Babacan, DEVA Partisini kurarken “dini kutsalların siyasete alet edilmeyeceğini” parti programına açık açık yazdıklarını kaydederek, şu ifadeleri kullandı: “Biz, ‘Asla dinimizin kutsallarını siyasete alet etmeyeceğiz’ dedik ve insan kaynağı yapımızı oluştururken de teşkilatlarımıza ve genel merkeze bakarken de hep insanların muamelesine baktık. Konuşunca doğruyu söylüyor mu? Söz verince tutuyor mu? Bunlar bizim için hep daha önemli oldu. Zaten dinimizde de Allah ne diyor? ‘Her şeyi affedebilirim ama kul hakkıyla gelme’ diyor. İnsanlara zulmediyor musunuz? Hakkını yiyor musunuz? Onlara yalan söylüyor musunuz? Söz verip tutmuyor musunuz ya da insanların bir şeyini emanet aldınız ve geri vermiyor musunuz gibi alanlar… Onun için biz şu anda Türkiye’nin ihtiyacı olan siyasetin de böyle bir siyaset olması gerektiğini düşünüyoruz.”
“Ticarette ve siyasette din retoriğinin çok öne çıkması beni hep rahatsız etmiştir”

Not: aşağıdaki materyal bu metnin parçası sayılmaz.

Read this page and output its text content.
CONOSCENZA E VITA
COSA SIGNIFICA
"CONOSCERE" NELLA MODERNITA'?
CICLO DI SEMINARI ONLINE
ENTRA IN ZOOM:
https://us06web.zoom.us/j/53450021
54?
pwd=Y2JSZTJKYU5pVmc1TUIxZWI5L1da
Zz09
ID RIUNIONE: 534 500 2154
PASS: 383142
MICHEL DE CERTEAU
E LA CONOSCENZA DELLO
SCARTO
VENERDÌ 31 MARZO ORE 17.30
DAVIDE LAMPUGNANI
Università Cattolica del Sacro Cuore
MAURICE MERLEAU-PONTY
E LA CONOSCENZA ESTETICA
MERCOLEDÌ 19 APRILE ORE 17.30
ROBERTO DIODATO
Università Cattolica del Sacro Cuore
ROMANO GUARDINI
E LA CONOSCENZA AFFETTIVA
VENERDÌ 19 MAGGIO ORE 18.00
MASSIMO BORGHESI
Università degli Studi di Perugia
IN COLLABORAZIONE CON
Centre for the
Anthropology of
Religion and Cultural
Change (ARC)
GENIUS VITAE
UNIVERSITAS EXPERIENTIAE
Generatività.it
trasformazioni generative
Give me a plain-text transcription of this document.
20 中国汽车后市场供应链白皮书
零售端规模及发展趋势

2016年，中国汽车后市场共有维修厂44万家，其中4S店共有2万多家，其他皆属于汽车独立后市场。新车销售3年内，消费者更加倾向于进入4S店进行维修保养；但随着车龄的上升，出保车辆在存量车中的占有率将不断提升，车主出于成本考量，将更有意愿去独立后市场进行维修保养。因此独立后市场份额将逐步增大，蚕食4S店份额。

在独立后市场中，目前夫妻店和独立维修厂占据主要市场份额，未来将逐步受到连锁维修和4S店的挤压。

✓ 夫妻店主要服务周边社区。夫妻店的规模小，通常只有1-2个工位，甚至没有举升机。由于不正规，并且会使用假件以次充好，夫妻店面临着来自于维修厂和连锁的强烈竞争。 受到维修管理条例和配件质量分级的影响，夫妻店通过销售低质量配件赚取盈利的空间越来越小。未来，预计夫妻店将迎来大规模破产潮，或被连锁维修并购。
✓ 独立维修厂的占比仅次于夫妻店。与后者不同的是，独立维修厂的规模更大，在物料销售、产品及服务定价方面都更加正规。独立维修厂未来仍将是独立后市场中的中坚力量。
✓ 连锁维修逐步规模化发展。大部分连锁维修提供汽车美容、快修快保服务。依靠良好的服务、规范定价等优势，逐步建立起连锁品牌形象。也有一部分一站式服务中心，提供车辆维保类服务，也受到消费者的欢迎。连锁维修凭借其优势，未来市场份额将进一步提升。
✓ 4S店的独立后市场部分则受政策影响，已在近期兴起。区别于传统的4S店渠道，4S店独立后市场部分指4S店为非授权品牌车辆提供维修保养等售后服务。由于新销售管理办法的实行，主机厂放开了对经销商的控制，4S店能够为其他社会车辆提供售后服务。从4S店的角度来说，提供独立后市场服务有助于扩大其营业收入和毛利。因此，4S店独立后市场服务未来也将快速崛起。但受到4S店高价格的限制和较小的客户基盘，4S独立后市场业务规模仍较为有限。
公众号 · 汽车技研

Çıkrıkçılar Yokuşu’nda dedesi ile ticaret yaptığı dönemden örnekler veren Babacan, “Yeni gelen bir müşteri eğer dindarlığını çok ön plana çıkararak kendisini tanıttıysa biz hep ‘Dur bakalım’ derdik. Çünkü bu çok doğal bir şey değil… Derdi ki ‘Ben şimdi Hacı Bayram’da öğlen namazını kıldım geldim.’ Biz de ‘Allah kabul etsin’ derdik. Ama sonra ne yapardık? Bu insanın biz muamelesine bakardık. Alışveriş ettiği yerlere sorardık. Bankadan sorardık. Ya bu dürüst bir esnaf mıdır, sözünde durur mu? Buna bakardık. Ve muamelesiyle ölçerdik insanları… Dolayısıyla şimdi siyasette de böyle yani dindarlığın çok ön planda tutulması yani din retoriğinin çok ön planda olması beni baştan beri rahatsız etmiştir ve tamam siyaset yap ama muamelen düzgün olsun konuşunca doğruyu söyle. Ve bu hem dinimizin emri mi? Dinimizin emri. Ama aynı zamanda sadece İslam’da değil de pek çok dinde hatta evrensel ahlaki ölçülere göre doğrusu bu: Yalan söyleme” ifadelerini kullandı.
“AK Parti’nin varlık sebebi ortadan kalktı”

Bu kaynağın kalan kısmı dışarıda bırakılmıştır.